With the suspect in custody, Keith Booker turns his attention to the children.
"We don't want them to have been scared by this. The fugitive put them into this situation," he said. To ease the trauma caused by the melee, the marshals deputize the children and give them teddy bears.
The job is stressful, and constantly so. There are frustrations. In one instance, the marshals scrub a massive operation because of a possible leak.
The next night, they search through abandoned houses into the early morning hours. Again, no luck.
But the adrenaline spikes again later before another takedown, as the marshals pick up the trail of a multiple offender on the run, a man who authorities say was packing an assault weapon at the time of his last arrest.
Staying 'One Step Ahead' of Fugitives
The marshal briefing his fellow law enforcement agents describes Derrick Lakeith Lee and says that he's been charged with aggravated assault after an incident in which he allegedly pulled up to his girlfriend's car in a gas station parking lot and "shot her car up, left her, got in the car and drove off."
Lee has a criminal history, authorities said, with one assault and battery conviction, two for burglary, a drug conviction and other charges for weapons possession and robbery.
When dealing with fugitives such as Lee, the marshals are prepared to use overwhelming force.
Ergas said authorities have to "be one step ahead" in the force continuum. Factoring in reaction time, fractions of a second make a difference. And if a suspect has a gun ready and the officers don't, "he's already ahead of you. You are putting yourself in danger. And not only are you putting yourself in danger, you're putting your teammates at danger and you're putting the public at danger."

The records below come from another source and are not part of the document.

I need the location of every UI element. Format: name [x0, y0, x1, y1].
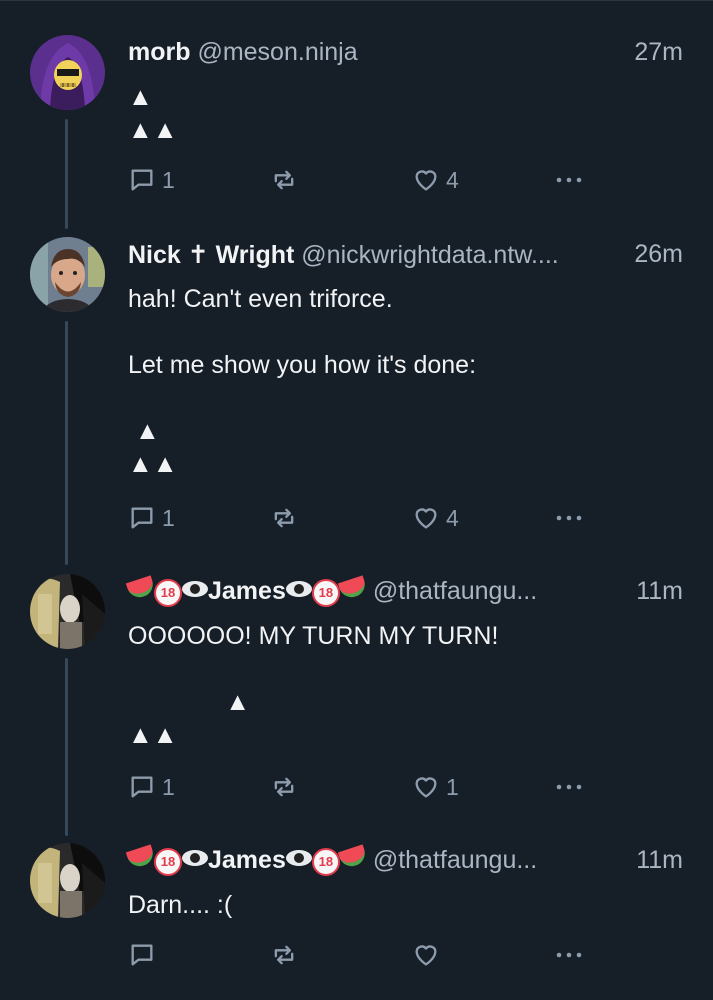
- repost-arrows-icon: [274, 777, 294, 797]
- post-text: ▲ ▲▲: [128, 83, 178, 144]
- timestamp[interactable]: 27m: [628, 38, 683, 67]
- repost-arrows-icon: [274, 508, 294, 528]
- display-name[interactable]: morb: [128, 38, 191, 66]
- handle[interactable]: @nickwrightdata.ntw....: [301, 241, 558, 269]
- timestamp[interactable]: 11m: [630, 846, 683, 875]
- handle[interactable]: @thatfaungu...: [373, 577, 537, 605]
- timestamp[interactable]: 11m: [630, 577, 683, 606]
- post-actions: 1 4: [128, 501, 588, 535]
- avatar[interactable]: [30, 35, 105, 110]
- display-name[interactable]: 18 James 18: [125, 844, 373, 876]
- heart-outline-icon: [415, 170, 437, 191]
- avatar[interactable]: [30, 574, 105, 649]
- display-name[interactable]: Nick ✝ Wright: [128, 241, 294, 269]
- display-name[interactable]: 18 James 18: [125, 575, 373, 607]
- post-actions: 1 1: [128, 770, 588, 804]
- post-header: morb @meson.ninja 27m: [128, 38, 683, 72]
- no-under-18-icon: 18: [154, 848, 182, 876]
- post-header: 18 James 18 @thatfaungu... 11m: [125, 844, 683, 880]
- like-count: 4: [446, 166, 459, 193]
- thread-line: [65, 658, 68, 836]
- like-button[interactable]: 4: [412, 163, 459, 197]
- timestamp[interactable]: 26m: [628, 240, 683, 269]
- speech-bubble-icon: [131, 944, 153, 966]
- repost-arrows-icon: [274, 170, 294, 190]
- ellipsis-icon: [556, 784, 582, 790]
- watermelon-icon: [337, 844, 369, 870]
- repost-button[interactable]: [270, 501, 298, 535]
- like-button[interactable]: [412, 938, 446, 972]
- post-header: Nick ✝ Wright @nickwrightdata.ntw.... 26…: [128, 240, 683, 274]
- post-header: 18 James 18 @thatfaungu... 11m: [125, 575, 683, 611]
- avatar[interactable]: [30, 237, 105, 312]
- more-options-button[interactable]: [552, 501, 586, 535]
- like-button[interactable]: 1: [412, 770, 459, 804]
- repost-button[interactable]: [270, 938, 298, 972]
- watermelon-icon: [337, 575, 369, 601]
- no-under-18-icon: 18: [311, 848, 340, 876]
- heart-outline-icon: [415, 945, 437, 966]
- eye-icon: [182, 850, 208, 866]
- heart-outline-icon: [415, 777, 437, 798]
- eye-icon: [285, 850, 312, 866]
- ellipsis-icon: [556, 952, 582, 958]
- thread-line: [65, 321, 68, 565]
- speech-bubble-icon: [131, 507, 153, 529]
- watermelon-icon: [125, 844, 157, 870]
- heart-outline-icon: [415, 508, 437, 529]
- like-count: 4: [446, 504, 459, 531]
- ellipsis-icon: [556, 515, 582, 521]
- watermelon-icon: [125, 575, 157, 601]
- reply-count: 1: [162, 166, 175, 193]
- post-actions: 1 4: [128, 163, 588, 197]
- repost-button[interactable]: [270, 770, 298, 804]
- reply-count: 1: [162, 504, 175, 531]
- eye-icon: [285, 581, 312, 597]
- like-button[interactable]: 4: [412, 501, 459, 535]
- more-options-button[interactable]: [552, 163, 586, 197]
- like-count: 1: [446, 773, 459, 800]
- reply-button[interactable]: 1: [128, 501, 175, 535]
- thread-line: [65, 119, 68, 229]
- no-under-18-icon: 18: [154, 579, 182, 607]
- more-options-button[interactable]: [552, 938, 586, 972]
- top-divider: [0, 0, 713, 1]
- reply-button[interactable]: 1: [128, 770, 175, 804]
- speech-bubble-icon: [131, 776, 153, 798]
- more-options-button[interactable]: [552, 770, 586, 804]
- eye-icon: [182, 581, 208, 597]
- ellipsis-icon: [556, 177, 582, 183]
- repost-button[interactable]: [270, 163, 298, 197]
- avatar[interactable]: [30, 843, 105, 918]
- reply-button[interactable]: [128, 938, 162, 972]
- post-text: Darn.... :(: [128, 891, 233, 919]
- handle[interactable]: @meson.ninja: [197, 38, 357, 66]
- handle[interactable]: @thatfaungu...: [373, 846, 537, 874]
- speech-bubble-icon: [131, 169, 153, 191]
- no-under-18-icon: 18: [311, 579, 340, 607]
- repost-arrows-icon: [274, 945, 294, 965]
- post-actions: [128, 938, 588, 972]
- reply-button[interactable]: 1: [128, 163, 175, 197]
- post-text: hah! Can't even triforce. Let me show yo…: [128, 285, 477, 478]
- reply-count: 1: [162, 773, 175, 800]
- post-text: OOOOOO! MY TURN MY TURN! ▲ ▲▲: [128, 622, 499, 749]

Police bang on the door of the apartment where they believe Lee is hiding out. They spot a man peering out of a window and they know their man is inside.
The potential for a violent confrontation increases as he refuses to come to the door. So they break down the door and throw in a "flash bang," a nonlethal stun device that disorients those in range when it detonates.

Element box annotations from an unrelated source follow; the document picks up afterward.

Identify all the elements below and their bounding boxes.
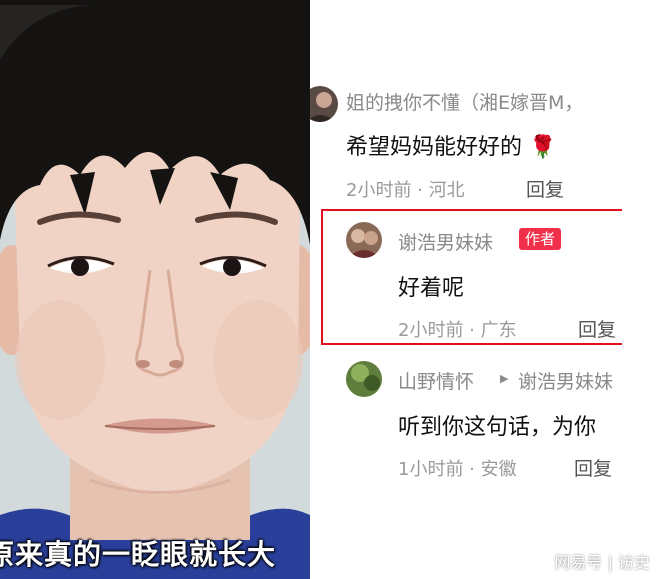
comment-text: 希望妈妈能好好的 🌹: [346, 129, 556, 161]
avatar-image-icon: [346, 361, 382, 397]
rose-icon: 🌹: [529, 135, 557, 160]
comment-text: 听到你这句话，为你: [398, 415, 597, 440]
avatar[interactable]: [346, 361, 382, 397]
reply-to-username[interactable]: 谢浩男妹妹: [518, 367, 613, 394]
comment-username[interactable]: 山野情怀: [398, 367, 474, 394]
reply-button[interactable]: 回复: [574, 454, 612, 481]
comment-meta: 1小时前 · 安徽: [398, 459, 517, 480]
portrait-photo: 原来真的一眨眼就长大: [0, 0, 310, 579]
comment-meta: 2小时前 · 河北: [346, 180, 465, 201]
comment-username[interactable]: 姐的拽你不懂（湘E嫁晋M，: [346, 88, 583, 115]
comment-text-content: 希望妈妈能好好的: [346, 135, 523, 160]
avatar[interactable]: [310, 86, 338, 122]
reply-button[interactable]: 回复: [526, 175, 564, 202]
highlight-frame: [321, 209, 622, 345]
video-caption: 原来真的一眨眼就长大: [0, 538, 277, 571]
reply-arrow-icon: ▶: [500, 372, 509, 385]
comment-list: 姐的拽你不懂（湘E嫁晋M， 希望妈妈能好好的 🌹 2小时前 · 河北 回复 谢浩…: [310, 0, 622, 579]
watermark: 网易号 | 访史: [554, 553, 650, 572]
avatar-image-icon: [310, 86, 338, 122]
face-illustration: [0, 0, 310, 579]
right-margin: [622, 0, 660, 579]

The suspect is caught, but there is a sad surprise. A child who appears to be about 6 years old is inside.
Ergas appears with the child in his arms, walks down a hallway and exits the house.
A short time later, he describes the scene inside, saying that Lee "fought investigators as they were trying to secure him, at which point in time he was Tased." Even then, the suspect "continued to fight," making it difficult for officers to determine if he had a weapon.
So authorities had to use a Taser on him again, Ergas said. As the suspect is led away, he says nothing to the boy who was in the apartment with him.
"There's nothing more messed up than someone being willing to put a child's safety at risk for themselves," Ergas said.
As for Lee's alleged crimes, "He obviously was careless. He's alleged to have fired up a car with a woman in it. So he proves he is who he is -- who we thought he was."
Another suspected bad guy to be locked up. Just another day on the job for the U.S. marshals.